How does that relate to the flu? If people get their flu shots, fewer people come down with the flu and come into clinics with nonspecific symptoms such as fever and cough, which overlap with symptoms of COVID-19.
Having fewer flu patients will make it easier to find the patients with COVID-19, he said.
Higher vaccination rates would “make us much more efficient in detecting coronavirus,” cases, Ko told Live Science. Finding COVID-19 cases is still akin to picking a “needle out of a haystack,” but reducing flu cases can “decrease the haystack,” he added.
As SARS-CoV-2 is spreading in communities on both coasts of the U.S., distinguishing between flu and COVID-19 will become more difficult.
On the bright side, it is “incredibly rare,” to catch both the flu and COVID-19 at once, said Dr.
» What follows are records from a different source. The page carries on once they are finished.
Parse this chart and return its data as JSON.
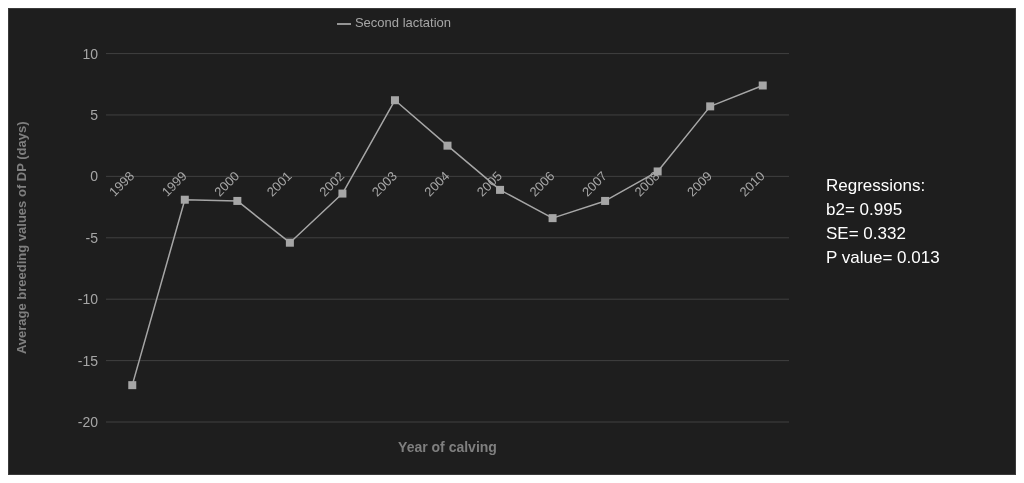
{
  "chart_data": {
    "type": "line",
    "xlabel": "Year of calving",
    "ylabel": "Average breeding values of DP (days)",
    "categories": [
      "1998",
      "1999",
      "2000",
      "2001",
      "2002",
      "2003",
      "2004",
      "2005",
      "2006",
      "2007",
      "2008",
      "2009",
      "2010"
    ],
    "series": [
      {
        "name": "Second lactation",
        "color": "#a6a6a6",
        "values": [
          -17.0,
          -1.9,
          -2.0,
          -5.4,
          -1.4,
          6.2,
          2.5,
          -1.1,
          -3.4,
          -2.0,
          0.4,
          5.7,
          7.4
        ]
      }
    ],
    "ylim": [
      -20,
      10
    ],
    "yticks": [
      -20,
      -15,
      -10,
      -5,
      0,
      5,
      10
    ],
    "grid": "y",
    "legend": "top",
    "marker": "square",
    "line_style": "solid",
    "annotations": [
      "Regressions:",
      "b2= 0.995",
      "SE= 0.332",
      "P value= 0.013"
    ]
  }
}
Eric Cioe Peña, director of Global Health, Northwell Health in New York and an emergency room physician. “Usually if they have one, they don’t have the other.”
Flu season is naturally dying down as spring approaches, but for those who haven’t yet done so, “we still recommend getting a flu shot,” he added.
People with the flu are still coming into the hospital and there’s always a chance there could be a second spike of the flu, Peña told Live Science.
That being said, flu cases in New York City have been down 25% each week for the past two weeks, he said. It’s a positive step “that we aren’t seeing as many flu patients in the ER, so we have more room for severe coronavirus patients,” Peña said.
At Northwell Health, patients aren’t being tested for COVID-19 unless they meet criteria for admission to the hospital. “That’s the only time that we’re really testing because of the limited supply of tests,” he added.